Even though the mid-cap index has declined by 40% (approx) in the last one year, Infra companies have declined between 65 to 75%. For example the share of HDIL (Housing Development Infrastructure Ltd) has declined from a high of Rs 266 to Rs 62 in the last one year registering a fall of 76%. Similarly other mid-cap infra companies like IVRCL, Unitech, HCC and Punj Lloyd being in the same sector has undergone severe correction between 65% to 75% in the last one year. This is due to the fact that these companies have long gestation periods and there are delays in execution and completion of projects on time. The rising interest rates have put severe pressure on the profitability of these companies.

Also they are cash starved for their working capital needs. Investors should carefully monitor these developments and accordingly avoid investing in these sectors. Another example is EDUCOM which has fallen from a high of Rs 654 to Rs 162 in the last one year registering a fall of 68%. This is due to the fact that the investors have lost confidence in the sustainability and sequential growth of this company. Moreover the company had other accounting disclosure issues and recently had searches and enquiries conducted by revenue authorities.

In other words the investor has to be twice cautious in choosing to invest on mid-caps and do a thorough analysis about the price, values and growth potential of the stock.
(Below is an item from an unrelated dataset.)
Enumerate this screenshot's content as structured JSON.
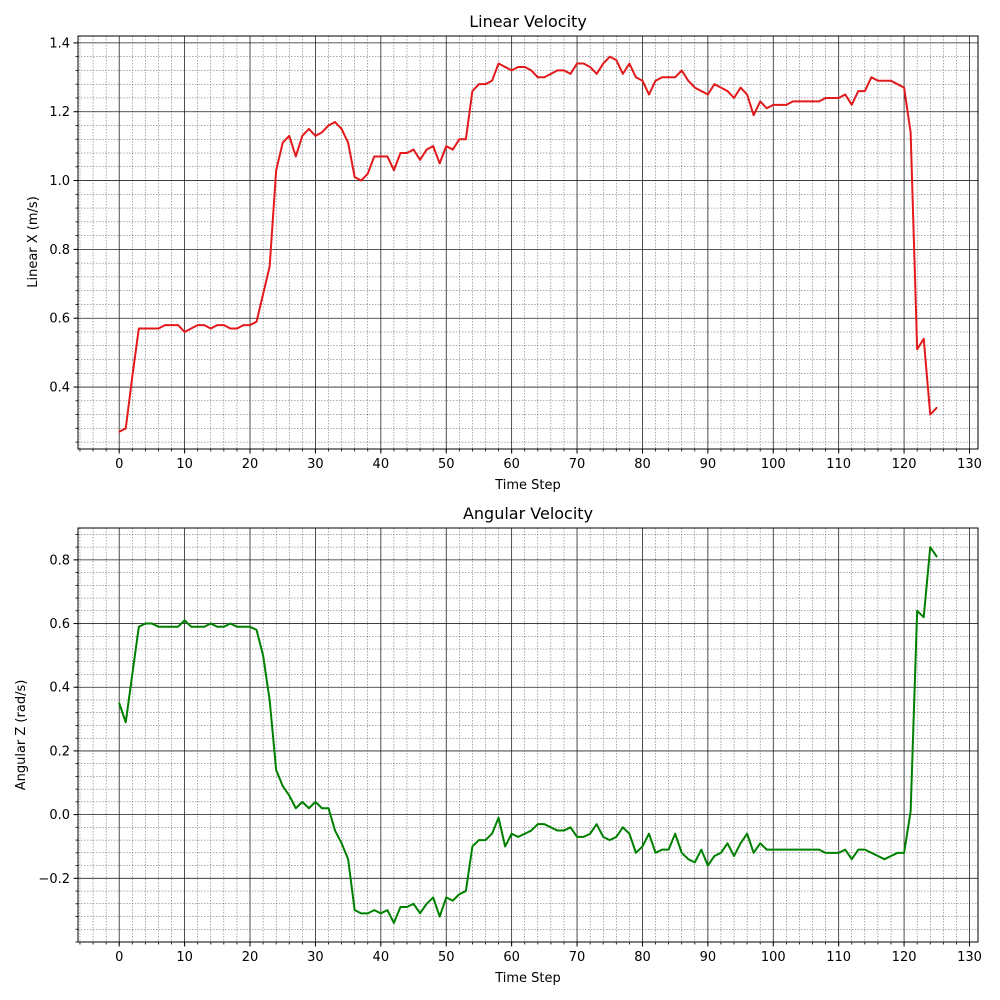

Also he should have a good knowledge about the industry, management and track record of these companies.

Now let us analyse the opportunities that exist in mid-cap stocks in today’s market condition. One thing that is clear in the market is that the market has substantially corrected in mid-cap stocks up to 40 to 45% in the last one year. There are potential scrips with attractive valuations for a holding period of 12 to 18 months which can reward the investors phenomenally. United Phosphorus for example has come down from a high of Rs 216 to Rs 112 in the last one year and currently trading at Rs130. This is a chemical company with global reach and consistent earnings. This may be added to the portfolio at current price.

Also the share price of JSW Steel has come down from a high of Rs 1345 to Rs 479 registering a fall of 64% in one year and currently trading at Rs576. The company recently had issues on iron ore procurement and therefore the share prices were beaten out of shape. The company belongs to Jindal group who are very aggressive in their business models and this mid-cap stock could appreciate at least 30 to 40% in the next one year.

Similarly India Cements have fallen from a high of Rs 143 to Rs 62 in the last one year and currently trading at Rs 72. The recent quarterly results of the company have shown excellent turnaround and the share has got a potential to double in the next two years.

Overall mid-cap stocks are like double edged sword and will have to be carefully handled knowing the market conditions, the stock, the industry, the price , the track record, the management etc. However if such care is taken mid-cap stocks will out beat and give phenomenal returns in the market and many  mid-cap of the previous year are already shinning as large cap shares today.